I would expect too that a win against 1k lower had a little effect just because I’m expected to win about half the times.

It seems to me that 0,5k is a very big step to be gained in just one game.
I would expect that for winning against 4-5kyu stronger (especially because it actually happens).

From a statistical point of view, if I gain 0,5k 100 times and lose 0,5k 100 times my rank will be the same.
But if I play against 13k as described above and win 4 games in a row and then lose 4 games in a row, my rank will fluctuate by 2-3k up and down.

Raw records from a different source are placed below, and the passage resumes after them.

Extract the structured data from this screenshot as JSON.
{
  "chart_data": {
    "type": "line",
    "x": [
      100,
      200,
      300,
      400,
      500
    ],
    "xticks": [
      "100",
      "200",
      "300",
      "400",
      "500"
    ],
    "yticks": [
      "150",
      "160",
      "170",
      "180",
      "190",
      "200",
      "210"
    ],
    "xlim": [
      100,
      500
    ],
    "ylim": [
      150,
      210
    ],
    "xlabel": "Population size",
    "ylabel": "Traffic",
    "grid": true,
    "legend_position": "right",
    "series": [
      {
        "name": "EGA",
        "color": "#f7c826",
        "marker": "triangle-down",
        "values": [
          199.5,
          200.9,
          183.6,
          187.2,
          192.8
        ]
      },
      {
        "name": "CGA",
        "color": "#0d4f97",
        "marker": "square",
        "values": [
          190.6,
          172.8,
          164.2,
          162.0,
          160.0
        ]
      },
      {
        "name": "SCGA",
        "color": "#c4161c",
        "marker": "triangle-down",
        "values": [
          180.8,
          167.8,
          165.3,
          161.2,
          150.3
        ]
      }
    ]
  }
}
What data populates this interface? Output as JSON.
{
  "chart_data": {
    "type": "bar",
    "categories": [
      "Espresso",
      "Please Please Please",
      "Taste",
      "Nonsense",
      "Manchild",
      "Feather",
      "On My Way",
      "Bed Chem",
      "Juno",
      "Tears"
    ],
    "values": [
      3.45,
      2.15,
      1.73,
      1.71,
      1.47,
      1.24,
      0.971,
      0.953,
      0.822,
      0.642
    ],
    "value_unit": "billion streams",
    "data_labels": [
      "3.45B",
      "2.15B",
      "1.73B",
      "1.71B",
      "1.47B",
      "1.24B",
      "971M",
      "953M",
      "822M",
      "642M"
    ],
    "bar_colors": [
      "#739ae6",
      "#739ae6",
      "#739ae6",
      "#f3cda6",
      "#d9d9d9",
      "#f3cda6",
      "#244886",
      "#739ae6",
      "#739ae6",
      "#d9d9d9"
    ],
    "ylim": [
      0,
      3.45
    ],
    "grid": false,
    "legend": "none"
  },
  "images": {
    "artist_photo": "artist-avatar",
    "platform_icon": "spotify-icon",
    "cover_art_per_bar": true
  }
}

This thread discusses about rank instability and this seems exactly the case.
Actually I feel that my rank jumps up and down very quickly.
Look at the chart: 4 stones up in about 1 month.

Then 4 stones down:

As we can see, wins and losses aren’t even in those periods. But 4 stones up and down looks like rollercoaster to me. :slight_smile:
Instability. That’s it!

1 Like

Let me add this one: when I was 9k I accepted a handicap game against 15k.
Six stones handicap!
I felt badly looking at those stones on the goban.
I felt even worse when, a month later, I was back to 12k and all those handicap stones were no longer appropriate! :slight_smile:

(well, they weren’t from the beginning, but it was my fault to accept that challenge)

In the “up” period you won 20 games to 6 losses.

In the “down” period you lost 20 games to 10 wins.

I thought to myself “a 4 stone adjustment after these streaks seems reasonable”.

However, it is not so simple. In the winning streak, you were mostly winning against weaker!

And in the losing streak you were mostly losing against stronger.

This has made me think: hmm - this might be not ideal. Surely a winning streak against weaker should not deliver such a rise, nor a losing streak against stronger deliver such a fall.

I think this is some evidence that “someone” could do with a deeper look at this.

1 Like